Every glance across the dark cab, every moment of eye contact, of almost touching, is overwhelming. Every early morning when he drops me off and we whisper goodbye, I run back to my house, push Gus off my pillows, and collapse into bed feeling wired.

But when I sleep it’s deep and dark and warm and dreamless. I only have a week and a half until we leave for our trip, and while our nights at the studio don’t seem to bring me any closer to Grandmother, I covet them. Every moment with Beau drowns my fear out, but when I wake up from my late-afternoon nap, and the buzz of spending the previous night with him has faded, dread fills me to the brim.

Someone is going to die.

Someone is going to die, and here I am worrying whether Beau and Rachel are back to Whatever They Were since I told him not to wait for me and we don’t see each other outside of the studio.

My Tuesday appointment with Alice goes horribly. I can’t think clearly, and Alice is irritated by my long pauses and short answers. When she asks me to talk about my relationship with Mom, and I respond after thirty seconds with “She’s nice,” Alice slams her notebook shut though we still have half an hour together.

“I can’t work with this, Natalie.”

“Work with what?” I say, at least as annoyed as she is.

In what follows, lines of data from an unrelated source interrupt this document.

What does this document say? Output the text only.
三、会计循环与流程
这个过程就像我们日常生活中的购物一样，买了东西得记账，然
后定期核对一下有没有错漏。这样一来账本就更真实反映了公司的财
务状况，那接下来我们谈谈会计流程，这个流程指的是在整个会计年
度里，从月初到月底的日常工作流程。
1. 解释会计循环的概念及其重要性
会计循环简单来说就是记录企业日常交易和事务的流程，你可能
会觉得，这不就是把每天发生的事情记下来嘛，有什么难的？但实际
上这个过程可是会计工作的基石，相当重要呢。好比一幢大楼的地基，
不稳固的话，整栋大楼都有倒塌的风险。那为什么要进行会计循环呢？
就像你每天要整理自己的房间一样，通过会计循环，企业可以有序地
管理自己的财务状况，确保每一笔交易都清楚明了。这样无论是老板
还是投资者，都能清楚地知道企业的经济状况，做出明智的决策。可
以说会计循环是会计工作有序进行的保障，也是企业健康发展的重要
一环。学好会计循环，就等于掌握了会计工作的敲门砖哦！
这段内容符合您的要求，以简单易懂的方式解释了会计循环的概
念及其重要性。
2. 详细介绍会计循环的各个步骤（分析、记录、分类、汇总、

“Every session, your emotions cyclone around you like tornadoes, and all you’ll give me is she’s nice. You have to really cut yourself open for counseling to work, and you won’t. You’re trying to kill your feelings to make life easier. You’ve given up. And don’t get me wrong, I appreciate all the new insight you’ve lent to this. But if you’re really so convinced Grandmother is a prophet, or deity, then you know someone’s going to die soon if we don’t crack this. This may be about science for me, but a girl with your already fragile psyche is going to fall to pieces when she lets someone she loves die.”